Celle qui baissait les yeux / celui qui avait fui la scène
Ce matin, pour une fois, j’entre par la rue de la République. Hier soir, les terrasses y débordaient des trottoirs, des écrans géants retransmettaient un match, des vendeurs à la sauvette côtoyaient des performeurs de rue. L’ambiance y était populaire et conviviale. Ce matin, les tracteurs rappellent que se jouent des centaines de pièces en ville aux promeneurs qui ne sont pas tous festivaliers. Les Avignonnais cachés dans leurs bureaux, partis à l’usine ou au boulot la semaine, flânent à leur tour dans les rues de leur ville, comme à leur habitude.
Celle qui se cachait sous la table
Un petit bout de femme me pose un tract dans la main, audacieuse, en me parlant avec douceur et gentillesse de ses trois spectacles. Des yeux pétillants et un sourire chaleureux, elle est curieuse d’entendre mes questions.
Vous souvenez-vous du jour où vous avez décidé d’être comédienne ?
“Au collège, parce que je voulais arrêter d’être timide. Je vivais les yeux baissés, on ne m’entendait pas. Ça ne pouvait pas durer, je me suis dit que le théâtre allait m’aider. Le premier lever de rideaux, les premiers applaudissements de spectateurs m’ont transporté. C’est un sentiment grisant. Passer de l’effacement total à l’exposition publique, être encouragée par l’approbation du public, c’est juste extraordinaire.”
Racontez-moi le jour où vous vous êtes dit : “Ça y est, j’y suis, je suis comédienne !”
“Intégrer une troupe, monter des projets, avoir de bons retours et surtout recevoir le papier officiel de l’intermittence, c’est comme ça que peu à peu je me suis sentie comédienne. Le statut d’intermittent officialise les choses.”
Et tout ça, grâce à qui ?
“À ma prof de théâtre à Aix-en-Provence, c’était il y a longtemps ! Elle m’a appris ce qu’il fallait pour évoluer dans cet univers. Je vis théâtre depuis, grâce à elle. Ah et puis, si quand même, grâce à Jacqueline Maillan. Le soir, je devais être au lit, mais au lieu de ça, je revenais à quatre pattes me cacher sous la table et regarder au Théâtre ce Soir avec Jacqueline Maillan. Elle me donnait des étoiles dans les yeux !”
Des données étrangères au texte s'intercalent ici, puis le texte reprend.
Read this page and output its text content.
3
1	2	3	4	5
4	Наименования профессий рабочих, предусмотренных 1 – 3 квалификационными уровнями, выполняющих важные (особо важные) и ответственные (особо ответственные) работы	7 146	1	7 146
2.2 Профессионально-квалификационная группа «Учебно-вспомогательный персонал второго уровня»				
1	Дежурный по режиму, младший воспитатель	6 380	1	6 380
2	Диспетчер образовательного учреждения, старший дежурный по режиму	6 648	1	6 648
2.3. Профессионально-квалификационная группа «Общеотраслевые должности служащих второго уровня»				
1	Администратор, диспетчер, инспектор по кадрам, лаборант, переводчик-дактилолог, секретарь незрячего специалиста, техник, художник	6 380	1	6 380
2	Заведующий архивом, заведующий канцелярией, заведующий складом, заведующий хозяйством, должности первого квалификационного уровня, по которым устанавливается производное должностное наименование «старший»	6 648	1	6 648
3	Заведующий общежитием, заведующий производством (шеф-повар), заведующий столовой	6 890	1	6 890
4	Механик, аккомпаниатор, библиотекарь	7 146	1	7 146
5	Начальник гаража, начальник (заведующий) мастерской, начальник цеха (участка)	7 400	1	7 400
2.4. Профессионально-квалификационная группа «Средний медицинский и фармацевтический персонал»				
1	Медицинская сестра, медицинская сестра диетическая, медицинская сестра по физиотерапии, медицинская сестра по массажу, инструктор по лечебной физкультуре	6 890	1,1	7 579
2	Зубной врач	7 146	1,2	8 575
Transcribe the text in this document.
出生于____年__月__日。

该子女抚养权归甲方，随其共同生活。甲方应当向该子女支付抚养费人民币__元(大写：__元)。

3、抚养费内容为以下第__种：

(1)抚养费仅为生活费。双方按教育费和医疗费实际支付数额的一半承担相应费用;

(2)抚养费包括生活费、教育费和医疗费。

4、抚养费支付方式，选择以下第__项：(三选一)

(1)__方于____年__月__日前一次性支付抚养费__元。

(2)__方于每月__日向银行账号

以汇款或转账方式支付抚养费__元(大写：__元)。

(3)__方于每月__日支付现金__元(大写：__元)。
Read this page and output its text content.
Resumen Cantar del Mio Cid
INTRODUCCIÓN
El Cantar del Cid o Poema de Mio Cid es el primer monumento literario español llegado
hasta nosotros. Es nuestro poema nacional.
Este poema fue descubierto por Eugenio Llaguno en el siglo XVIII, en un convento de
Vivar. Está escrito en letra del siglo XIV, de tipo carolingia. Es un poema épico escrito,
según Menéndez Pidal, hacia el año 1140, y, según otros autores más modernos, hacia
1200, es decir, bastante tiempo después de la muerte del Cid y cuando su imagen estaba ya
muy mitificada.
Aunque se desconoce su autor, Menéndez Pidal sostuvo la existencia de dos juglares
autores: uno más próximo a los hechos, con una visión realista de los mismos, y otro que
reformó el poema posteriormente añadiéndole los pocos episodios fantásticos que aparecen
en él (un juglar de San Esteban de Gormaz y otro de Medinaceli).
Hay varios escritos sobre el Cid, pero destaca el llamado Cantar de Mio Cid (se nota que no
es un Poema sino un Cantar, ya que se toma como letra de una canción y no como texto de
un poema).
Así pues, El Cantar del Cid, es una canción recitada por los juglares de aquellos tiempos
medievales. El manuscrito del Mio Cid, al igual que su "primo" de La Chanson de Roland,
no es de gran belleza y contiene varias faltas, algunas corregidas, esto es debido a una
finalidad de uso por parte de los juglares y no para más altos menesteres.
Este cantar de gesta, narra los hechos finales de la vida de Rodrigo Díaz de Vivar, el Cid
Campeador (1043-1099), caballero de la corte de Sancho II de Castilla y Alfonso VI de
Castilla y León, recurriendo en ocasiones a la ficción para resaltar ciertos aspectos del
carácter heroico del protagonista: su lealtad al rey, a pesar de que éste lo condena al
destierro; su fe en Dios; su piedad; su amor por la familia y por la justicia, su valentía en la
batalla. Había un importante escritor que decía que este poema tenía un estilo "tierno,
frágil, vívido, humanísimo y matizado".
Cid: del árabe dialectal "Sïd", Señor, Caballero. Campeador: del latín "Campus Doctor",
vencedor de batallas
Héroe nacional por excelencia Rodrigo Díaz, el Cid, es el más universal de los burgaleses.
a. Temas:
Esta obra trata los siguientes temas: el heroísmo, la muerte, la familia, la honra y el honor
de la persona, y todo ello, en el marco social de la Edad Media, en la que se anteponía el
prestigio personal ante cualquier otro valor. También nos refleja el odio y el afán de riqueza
Celui qui avait fui la scène
Mon fils ado saute d’un plot à l’autre comme un ninja et un grand monsieur en tenue coloré lui tend un tract au vol en rigolant. Contre toute attente, il ne nous annonce pas une comédie haute en couleur et bon enfant, mais un classique mis au goût des années 80 : les Mousquetaires ! C’est un projet audacieux que d’adapter un récit connu, d’en garder l’esprit, la lettre, et de lui donner un décor très marqué comme celui des années pop-rock-fluo. L’homme blague facilement.
Vous souvenez-vous du jour où vous avez décidé d’être comédien ?
“Oh là oui ! Un mauvais moment ! Une fête de comité d’entreprise avec un magicien qui m’a choisi dans l’assistance pour monter sur scène à ses côtés. J’avais sept ans, je me retrouvais sans le vouloir devant des centaines d’yeux qui me scrutaient. J’ai paniqué, je suis parti en pleurant ! Le magicien ne savait pas qu’il avait choisi un petit garçon ultra timide qui n’osait pas parler aux inconnus, aux adultes ! Après ça, je me suis dit que je devais faire quelque chose pour me soigner. Ma mère avait été costumière de théâtre avant d’être à la banque. C’est elle qui m’a mis sur le chemin du théâtre.”
Racontez-moi le jour où vous vous êtes dit : “Ça y est, j’y suis, je suis comédien !”
“Lors de mon premier spectacle à l’école de théâtre, j’étais sur scène, les gens me regardaient, je parlais fort et tout allait bien. Finalement, je me sentais à ma place !”
Et tout ça, grâce à qui ?
À mes parents, à la fois parce qu’ils m’ont laissé faire malgré leur inquiétude et aussi parce que leur inquiétude était un moteur pour que je réussisse. Je devais leur prouver que je pouvais y arriver et en fin de compte, c’était une chance pour moi qu’ils aient été sur leur réserve. Aujourd’hui, oui, être comédien, c’est un pari risqué. Tout dépendra de ce qu’il sort des élections… »
Le pays se crispe à quelques heures des élections, le festival ne connaît pas la sérénité estivale habituelle. Quoiqu’il fut émaillé d’autres conflits sociaux par le passé, cette année, c’est plus que de la crainte qui mobilise les professionnels, c’est la peur de voir s’effondrer un pan entier de la culture française.